This paper studies fair allocation of graph vertices among multiple agents, where each agent’s valuation of a vertex subset (bundle) is defined as its cut value—the number of edges with exactly one endpoint in the subset—yielding a canonical non-monotonic utility function (marginal utilities may be positive, negative, or zero). Fairness is formalized via EF1 (envy-freeness up to one good), and efficiency is captured by transfer stability (TS). The main contribution is a characterization of the compatibility between EF1 and TS: existence of EF1+TS allocations is non-monotonic in the number of agents—guaranteed for two agents, impossible in some instances with three agents, yet restored for four or more. This pattern is established for general graphs. Furthermore, the paper ensures existence and constructibility of EF1+TS allocations for any number of agents either by relaxing efficiency requirements or by restricting the underlying graph to be a forest.

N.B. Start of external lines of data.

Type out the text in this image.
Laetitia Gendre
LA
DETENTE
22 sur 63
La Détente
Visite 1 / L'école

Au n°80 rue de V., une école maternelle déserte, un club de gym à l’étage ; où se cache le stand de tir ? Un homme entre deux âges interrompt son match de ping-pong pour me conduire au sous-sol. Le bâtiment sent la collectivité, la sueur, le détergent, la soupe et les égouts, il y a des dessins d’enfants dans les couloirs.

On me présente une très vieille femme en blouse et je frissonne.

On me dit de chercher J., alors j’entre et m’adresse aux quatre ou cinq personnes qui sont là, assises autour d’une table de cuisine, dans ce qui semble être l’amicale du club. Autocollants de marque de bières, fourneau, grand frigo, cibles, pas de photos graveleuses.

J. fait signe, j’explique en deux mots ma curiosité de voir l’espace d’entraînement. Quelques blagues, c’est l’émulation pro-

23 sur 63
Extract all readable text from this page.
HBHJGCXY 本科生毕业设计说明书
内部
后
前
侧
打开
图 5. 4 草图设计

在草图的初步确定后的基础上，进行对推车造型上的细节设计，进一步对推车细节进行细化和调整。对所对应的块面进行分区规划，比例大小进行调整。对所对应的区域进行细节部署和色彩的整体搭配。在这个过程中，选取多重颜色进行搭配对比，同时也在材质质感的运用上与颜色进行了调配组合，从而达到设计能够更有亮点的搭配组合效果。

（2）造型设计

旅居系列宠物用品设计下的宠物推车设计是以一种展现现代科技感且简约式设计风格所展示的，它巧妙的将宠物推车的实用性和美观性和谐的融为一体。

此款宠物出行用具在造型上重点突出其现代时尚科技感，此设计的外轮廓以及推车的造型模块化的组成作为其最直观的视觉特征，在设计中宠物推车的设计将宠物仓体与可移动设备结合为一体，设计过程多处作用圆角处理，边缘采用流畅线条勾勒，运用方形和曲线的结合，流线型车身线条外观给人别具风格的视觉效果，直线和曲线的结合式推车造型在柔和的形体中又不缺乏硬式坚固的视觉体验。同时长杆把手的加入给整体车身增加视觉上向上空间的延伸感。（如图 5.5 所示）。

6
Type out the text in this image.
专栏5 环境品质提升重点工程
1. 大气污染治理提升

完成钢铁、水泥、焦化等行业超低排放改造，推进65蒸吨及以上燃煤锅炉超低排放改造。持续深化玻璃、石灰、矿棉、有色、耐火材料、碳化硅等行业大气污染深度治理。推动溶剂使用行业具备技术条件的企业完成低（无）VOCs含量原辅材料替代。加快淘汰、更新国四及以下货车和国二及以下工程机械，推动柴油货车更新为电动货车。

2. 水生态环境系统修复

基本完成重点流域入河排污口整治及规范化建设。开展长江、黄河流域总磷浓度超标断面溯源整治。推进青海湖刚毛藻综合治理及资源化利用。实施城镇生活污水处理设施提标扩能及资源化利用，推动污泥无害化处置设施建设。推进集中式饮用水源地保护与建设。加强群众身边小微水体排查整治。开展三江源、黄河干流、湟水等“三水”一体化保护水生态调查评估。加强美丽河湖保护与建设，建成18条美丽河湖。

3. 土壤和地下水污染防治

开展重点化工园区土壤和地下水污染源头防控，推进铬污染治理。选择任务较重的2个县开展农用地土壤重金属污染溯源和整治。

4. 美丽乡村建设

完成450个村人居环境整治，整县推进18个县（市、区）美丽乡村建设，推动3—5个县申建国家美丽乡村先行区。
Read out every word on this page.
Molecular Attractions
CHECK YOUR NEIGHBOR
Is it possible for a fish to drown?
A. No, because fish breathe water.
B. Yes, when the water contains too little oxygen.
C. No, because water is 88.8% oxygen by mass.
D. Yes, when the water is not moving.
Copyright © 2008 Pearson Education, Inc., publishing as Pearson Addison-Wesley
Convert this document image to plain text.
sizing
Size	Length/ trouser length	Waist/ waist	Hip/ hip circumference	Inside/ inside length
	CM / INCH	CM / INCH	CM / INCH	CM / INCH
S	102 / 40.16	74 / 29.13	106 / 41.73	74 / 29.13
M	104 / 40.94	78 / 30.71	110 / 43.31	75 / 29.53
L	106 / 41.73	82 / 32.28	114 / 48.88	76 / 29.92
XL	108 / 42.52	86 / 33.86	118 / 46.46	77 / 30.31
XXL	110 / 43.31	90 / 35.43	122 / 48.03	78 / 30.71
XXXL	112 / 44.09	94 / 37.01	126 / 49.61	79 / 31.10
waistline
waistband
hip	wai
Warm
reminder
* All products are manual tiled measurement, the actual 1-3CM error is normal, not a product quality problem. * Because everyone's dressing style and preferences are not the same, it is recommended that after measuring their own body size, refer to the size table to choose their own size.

We consider the problem of fairly allocating the vertices of a graph among $n$ agents, where the value of a bundle is determined by its cut value -- the number of edges with exactly one endpoint in the bundle. This model naturally captures applications such as team formation and network partitioning, where valuations are inherently non-monotonic: the marginal values may be positive, negative, or zero depending on the composition of the bundle. We focus on the fairness notion of envy-freeness up to one item (EF1) and explore its compatibility with several efficiency concepts such as Transfer Stability (TS) that prohibits single-item transfers that benefit one agent without making the other worse-off. For general graphs, our results uncover a non-monotonic relationship between the number of agents $n$ and the existence of allocations satisfying EF1 and transfer stability (TS): such allocations always exist for $n=2$, may fail to exist for $n=3$, but exist again for all $ngeq 4$. We further show that existence can be guaranteed for any $n$ by slightly weakening the efficiency requirement or by restricting the graph to forests. All of our positive results are achieved via efficient algorithms.